Skaneateles Falls Welch Allyn has announced it will reduce 10 percent of its workforce – including numerous positions in Skaneateles – and begin a company-wide restructuring program during the next three years. The decision is a result of an upcoming medical device tax in the new U.S. healthcare law and a changing global healthcare environment, according to a press release from the company.
To effect the changes, the company will establish three distinct New Product Development and Technology Centers in Skaneateles Falls; Beaverton, Ore.; and Singapore. It will also create a Global Finance Shared Service Center in Tijuana, Mexico and consolidate its North American manufacturing and related support functions at its largest facilities in Skaneateles Falls and Tijuana, Mexico.
The company will also perform a 90-day evaluation of its European operations to determine the optimal deployment of the business in that important market, and reorganize its Latin America business to be more competitive in the region.

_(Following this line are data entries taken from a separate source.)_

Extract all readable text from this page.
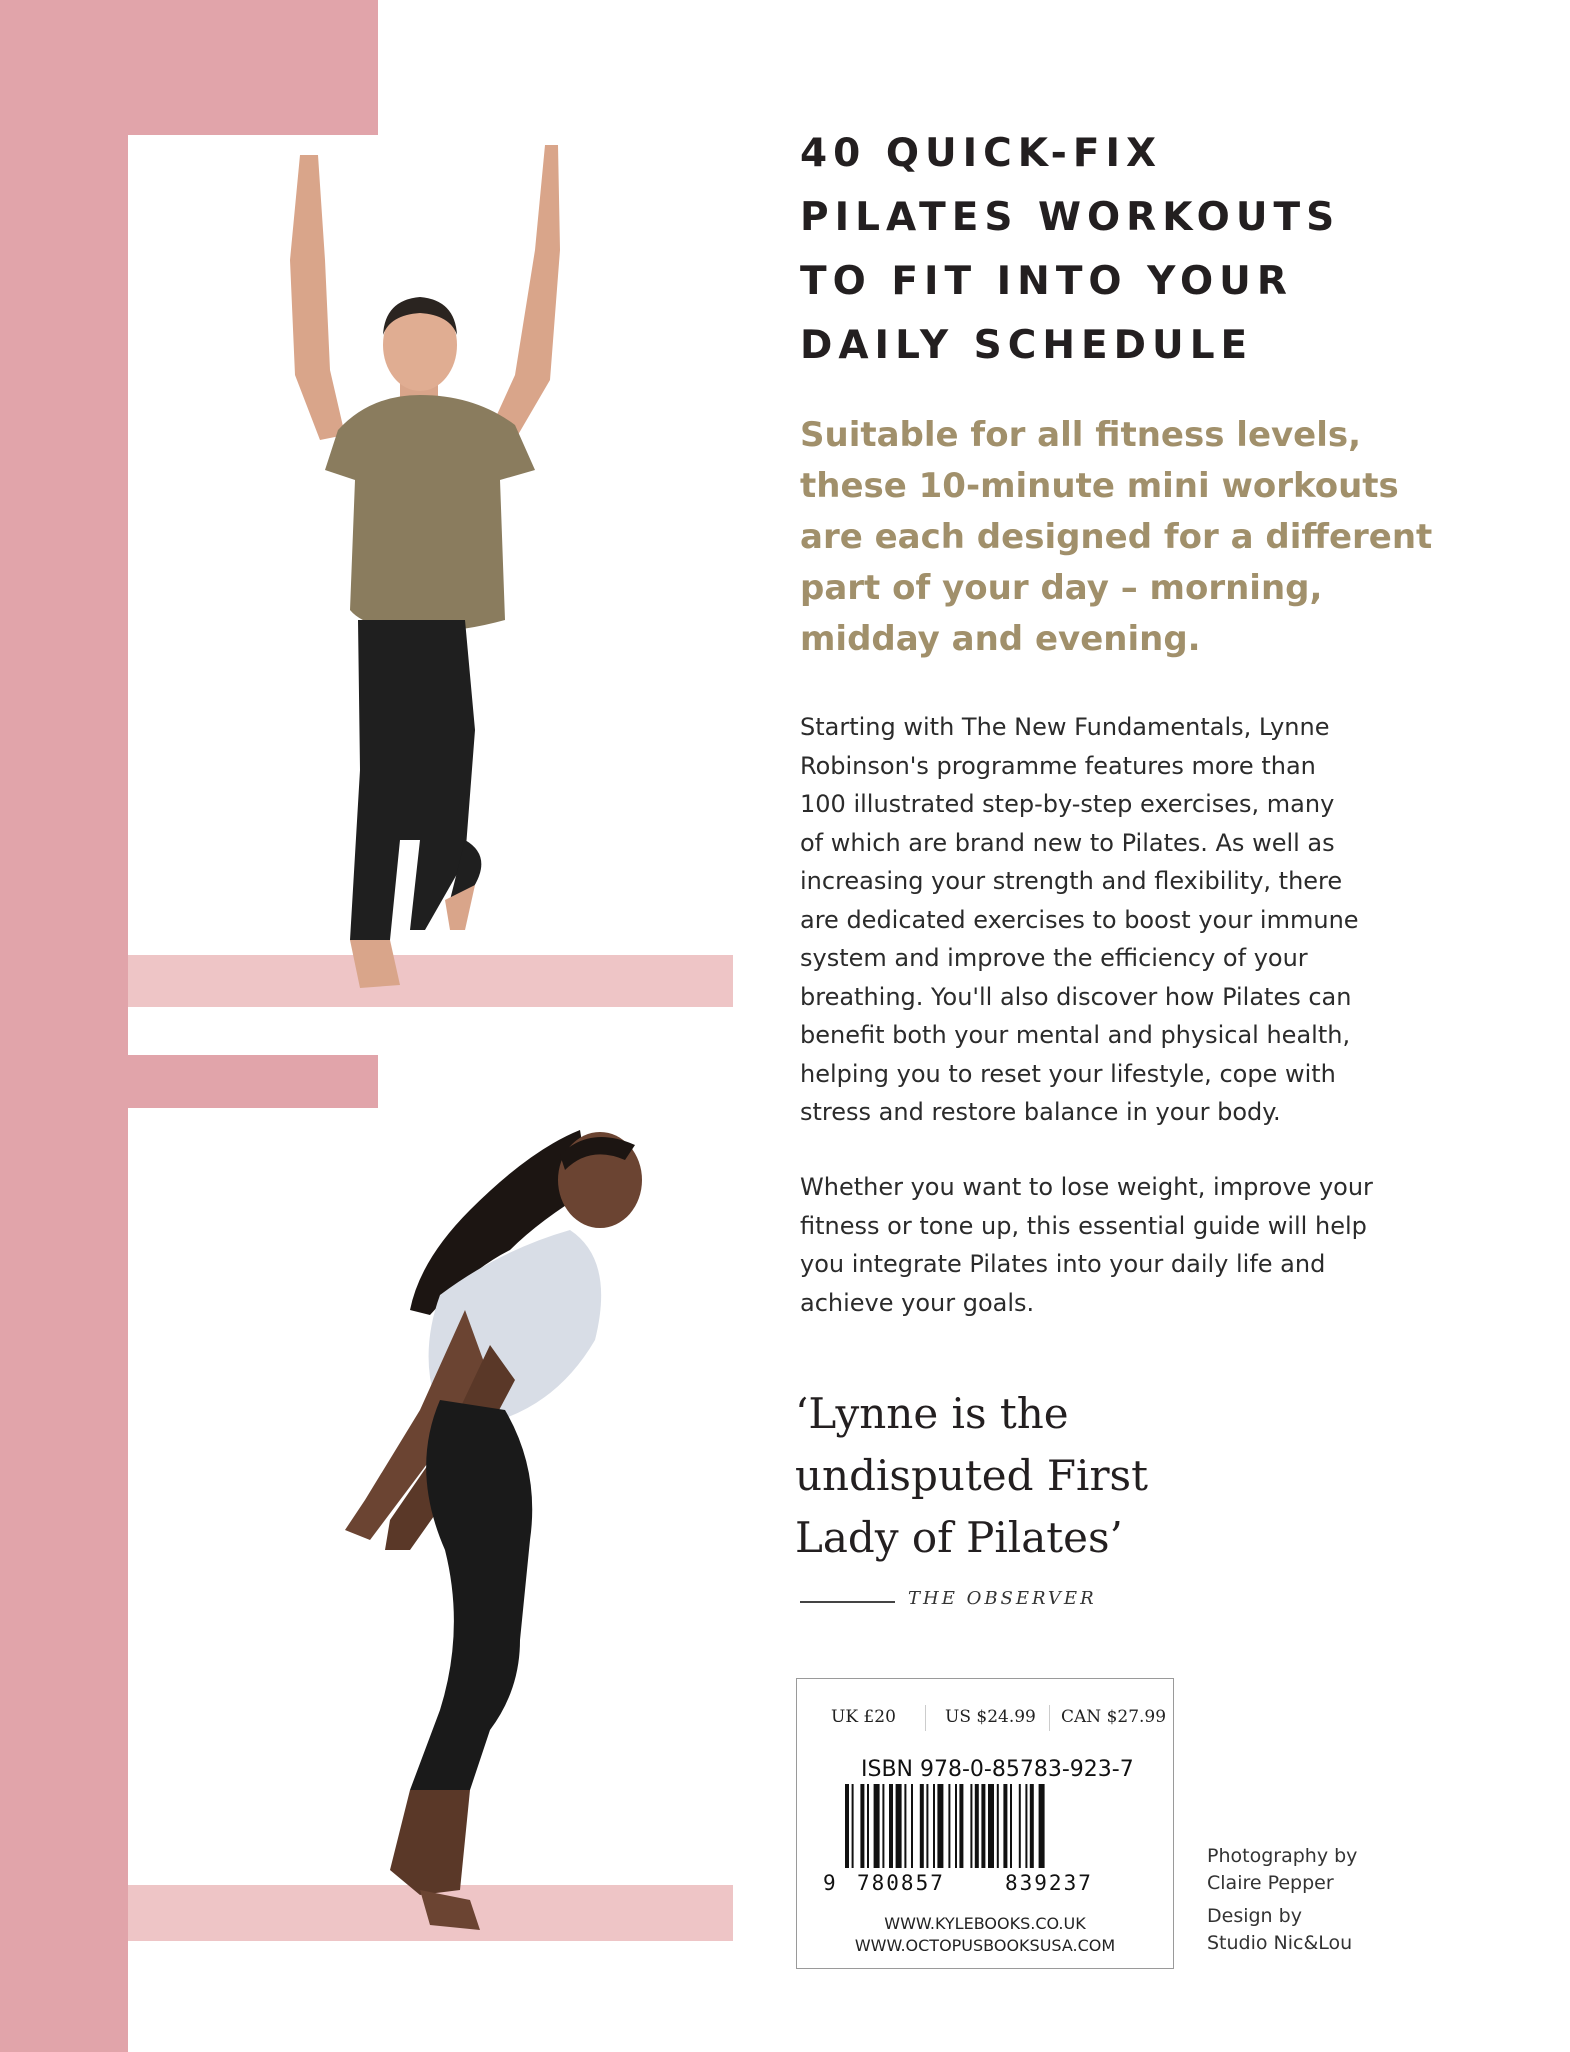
40 QUICK-FIX
PILATES WORKOUTS
TO FIT INTO YOUR
DAILY SCHEDULE
Suitable for all fitness levels,
these 10-minute mini workouts
are each designed for a different
part of your day – morning,
midday and evening.
Starting with The New Fundamentals, Lynne
Robinson's programme features more than
100 illustrated step-by-step exercises, many
of which are brand new to Pilates. As well as
increasing your strength and flexibility, there
are dedicated exercises to boost your immune
system and improve the efficiency of your
breathing. You'll also discover how Pilates can
benefit both your mental and physical health,
helping you to reset your lifestyle, cope with
stress and restore balance in your body.
Whether you want to lose weight, improve your
fitness or tone up, this essential guide will help
you integrate Pilates into your daily life and
achieve your goals.
‘Lynne is the
undisputed First
Lady of Pilates’
THE OBSERVER
UK £20	US $24.99 CAN $27.99
ISBN 978-0-85783-923-7
9 780857	839237
WWW.KYLEBOOKS.CO.UK
WWW.OCTOPUSBOOKSUSA.COM
Photography by
Claire Pepper
Design by
Studio Nic&Lou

Welch Allyn said in a press release these actions will “proactively prepare the company to address the new onerous U.S. Medical Device Tax scheduled to begin in 2013 as mandated in the Affordable Care Act, as well as other significant changes driven by healthcare reform and market dynamics.”
The Affordable Care Act, often dubbed Obamacare, contains a 2.3 percent excise tax on the sale or lease of all medical devices made in the U.S., which will cost Welch Allyn millions of dollars every year.
“We firmly believe this restructuring program is the right thing to do for the long-term success of the business, however, we also fully recognize the hardship it will cause some of our colleagues in the short term,” said Welch Allyn President and CEO, Steve Meyer.
The company’s planned 10 percent workforce reduction during the next three years will be accomplished through a combination of voluntary and involuntary separations, the company said. Welch Allyn has 2,750 employees worldwide, including 1,300 in Skaneateles.